Almost. At any other track on the calendar, Bottas would have come in second and Button in third, but the grippy Sochi surface and conservative Pirelli tire choice meant that tires didn't wear out. So Rosberg, who pitted at the end of the first lap and grabbed a set of medium compounds, the harder of the two on offer, drove the remaining 52 laps on that set. And because he was in a Mercedes, the Bayern Munich of F1 teams sent to compete with lesser squads, he simply weaved his way through the field from 21st after his pit stop to second on Lap 31. No one expected it, not even Rosberg, who said after the race he was sure he'd have to pit again. When Bottas dropped to third after his pit stop, his engineer told him he'd get Rosberg when the German pitted, but that never happened.

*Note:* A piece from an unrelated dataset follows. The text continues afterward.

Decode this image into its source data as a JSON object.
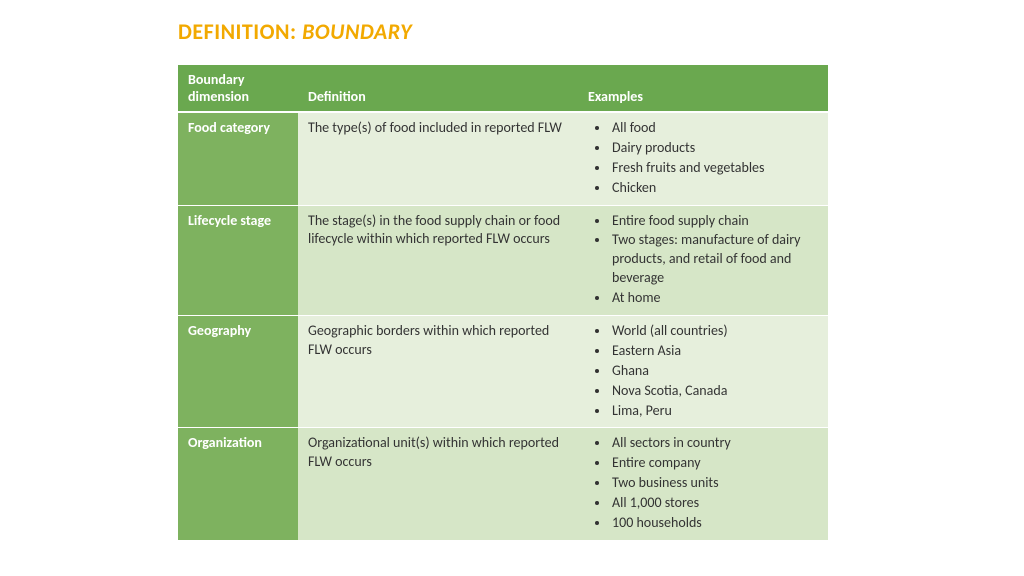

When Button's engineer told Button he thought Rosberg would go the whole distance, Button replied, "From when he pitted on the first lap?!" Yes.
So Rosberg claimed the runner-up spot, followed by Bottas, followed by Button.
Magnussen came in fifth, moving up one spot from his grid position when Kvyat's Toro Rosso started going backwards as soon as the race began. Alonso took sixth, after having run as high as fourth for much of the race due to some leap-frogging at the start, but a botched pit stop meant he got released after Magnussen buzzed past the pits and he couldn't get around him again.
Ricciardo came seventh ahead of teammate Vettel, passing his teammate during the pit stops when he couldn't do it on track, Räikkönen and Sergio Perez in the Force India – who'd qualified 13th – rounded out the top ten.
For a better measure of how 'stable' the race was, on Lap 32 of 53, the race order was Hamilton, Rosberg, Bottas, Button, Magnussen, Alonso, Ricciardo, Vettel, Esteban Gutiérrez in the Sauber and Räikkönen, and the only reason Gutiérrez was in there was because he hadn't pitted yet. Once he did, on Lap 39, Perez moved up and that was your race finish.
The win throws another 25 points on Hamilton's Driver's Championship lead, putting him 17 points ahead of Rosberg, 291 to 274. He's also won nine races this year, including two stretches of four-in-a-row, and with 31 wins in his career ties the number of wins earned by British legend Nigel Mansell. The only other two drivers to win four-in-a-row twice in a season, Michael Schumacher in 2004 and Sebastian Vettel in 2013, both won the championship - but they didn't have double points at the last race to contend with. Ricciardo, with 199 points, is now eliminated from mathematical contention of winning the title.
Mercedes' ninth one-two of the season gives it 565 points and the trophy for the Constructor's Championship, the first in its history. Red Bull sits a comfortable second with 342 points, and even though Williams only got one car in the points to get to 216 points, it put more distance between it and Ferrari with 188 points. Before Japan Alonso said that Ferrari would pass Williams in the constructor's battle, but with two of the three races left giving the benefit to power, we wonder about that prediction. Finally, McLaren did a number on Force India; the two teams were just a point apart not so long ago, but after Russia McLaren has 143 points and Force India has 123. Regrettably, it seems Vijay Mallya's squad is doing its end-of-season fade again.
The next race comes to you from Circuit of the Americas in three weeks. We'll see you then.